What is the 1KB SRAM used for?

Hi all. I'm just a newbee. I'm just curious what the 1KB SRAM is used for. Is it reserved for system and can it be used by user programs? BTW is there any functions that can allocate the flash ram for program? :smiley:

the sram is the volatile part , to store the variable , system buffers etc .
The users program is stored in the flash non-volatile memory.
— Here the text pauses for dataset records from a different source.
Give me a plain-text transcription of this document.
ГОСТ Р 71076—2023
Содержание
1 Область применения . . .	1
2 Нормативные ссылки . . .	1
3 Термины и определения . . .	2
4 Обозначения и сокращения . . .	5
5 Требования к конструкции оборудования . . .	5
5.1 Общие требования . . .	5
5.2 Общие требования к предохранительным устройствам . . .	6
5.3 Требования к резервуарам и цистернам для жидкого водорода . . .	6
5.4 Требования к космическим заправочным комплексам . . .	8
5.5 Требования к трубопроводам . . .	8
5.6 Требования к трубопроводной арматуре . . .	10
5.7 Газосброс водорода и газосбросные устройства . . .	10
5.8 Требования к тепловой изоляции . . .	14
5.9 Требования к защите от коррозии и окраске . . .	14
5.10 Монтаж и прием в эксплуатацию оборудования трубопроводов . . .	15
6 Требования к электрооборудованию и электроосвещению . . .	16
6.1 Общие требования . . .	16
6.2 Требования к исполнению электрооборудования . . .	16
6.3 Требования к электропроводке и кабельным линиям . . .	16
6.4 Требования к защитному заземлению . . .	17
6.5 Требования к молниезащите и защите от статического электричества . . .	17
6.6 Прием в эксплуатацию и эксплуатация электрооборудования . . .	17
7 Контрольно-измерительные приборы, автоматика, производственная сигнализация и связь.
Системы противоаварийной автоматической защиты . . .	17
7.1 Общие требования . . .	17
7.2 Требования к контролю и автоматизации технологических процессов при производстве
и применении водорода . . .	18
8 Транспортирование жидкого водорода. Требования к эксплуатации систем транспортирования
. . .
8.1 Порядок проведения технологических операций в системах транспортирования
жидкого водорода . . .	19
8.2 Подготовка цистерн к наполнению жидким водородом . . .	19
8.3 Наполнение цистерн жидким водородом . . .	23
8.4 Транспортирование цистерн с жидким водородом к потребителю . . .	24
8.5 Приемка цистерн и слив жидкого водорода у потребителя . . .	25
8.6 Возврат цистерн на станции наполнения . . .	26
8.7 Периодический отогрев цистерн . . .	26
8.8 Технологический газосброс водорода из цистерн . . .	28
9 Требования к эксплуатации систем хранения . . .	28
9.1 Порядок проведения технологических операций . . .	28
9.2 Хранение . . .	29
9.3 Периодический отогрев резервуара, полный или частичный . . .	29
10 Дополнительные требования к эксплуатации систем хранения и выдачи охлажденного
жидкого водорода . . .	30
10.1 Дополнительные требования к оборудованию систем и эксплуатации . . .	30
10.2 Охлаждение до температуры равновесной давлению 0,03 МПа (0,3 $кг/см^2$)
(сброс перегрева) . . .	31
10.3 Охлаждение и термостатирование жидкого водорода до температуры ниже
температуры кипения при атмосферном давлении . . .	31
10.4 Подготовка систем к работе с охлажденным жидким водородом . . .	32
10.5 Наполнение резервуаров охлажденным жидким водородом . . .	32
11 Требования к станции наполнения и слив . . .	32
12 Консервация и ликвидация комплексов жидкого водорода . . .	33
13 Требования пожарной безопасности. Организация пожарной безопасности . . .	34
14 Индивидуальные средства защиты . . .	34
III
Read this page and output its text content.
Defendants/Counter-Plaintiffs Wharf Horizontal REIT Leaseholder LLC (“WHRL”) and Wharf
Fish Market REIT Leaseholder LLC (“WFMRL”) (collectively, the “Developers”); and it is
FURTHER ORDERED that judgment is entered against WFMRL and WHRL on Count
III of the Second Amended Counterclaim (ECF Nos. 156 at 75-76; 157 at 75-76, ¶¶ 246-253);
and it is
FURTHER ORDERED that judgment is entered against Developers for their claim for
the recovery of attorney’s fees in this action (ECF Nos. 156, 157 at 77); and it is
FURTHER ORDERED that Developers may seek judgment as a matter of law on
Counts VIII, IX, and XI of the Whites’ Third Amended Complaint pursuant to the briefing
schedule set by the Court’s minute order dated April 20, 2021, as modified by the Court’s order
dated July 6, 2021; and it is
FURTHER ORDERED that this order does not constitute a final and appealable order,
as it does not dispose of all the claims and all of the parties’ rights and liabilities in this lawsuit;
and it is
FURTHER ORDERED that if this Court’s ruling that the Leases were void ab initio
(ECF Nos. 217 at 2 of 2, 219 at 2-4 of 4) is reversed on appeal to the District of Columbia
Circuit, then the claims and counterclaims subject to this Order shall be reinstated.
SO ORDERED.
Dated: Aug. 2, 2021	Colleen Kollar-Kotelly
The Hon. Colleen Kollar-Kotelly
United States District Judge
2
That's right, Flash is used for program storage, and RAM is used for global variables, local variables and temporaries (i.e. the stack). There's also EEPROM. which can be used with special EEPROM read/write functions for non-volatile data (but not program) storage.

Thanks guys. I finally remembered a chart I saw in a book some 15 years ago about sram and dram. Sram is like a ball in one of two boxes marked as 1 and 0. Dram is like a ball on a slope, the high end marked as 1 and low end marked as 0, so dram needs to be refreshed regularly. I also remembered both are volitile.

OK, glad that the explanations made sense.

As for SRAM and DRAM, both are used for data storage, but they do indeed work in different ways. The Arduino has no DRAM at all, just SRAM. A desktop PC has DRAM for storage of data and program code.

This is because a DRAM cell (one bit of memory) can be made smaller than an SRAM cell. So, for high-density memory (PC RAM in the form of DIMMs), DRAM is better. SRAM cells are larger, but for a tiny amount like the 1k in the Arduino, that does not matter. SRAM has the advantage that it needs no refresh, which is important for applications like microcontrollers.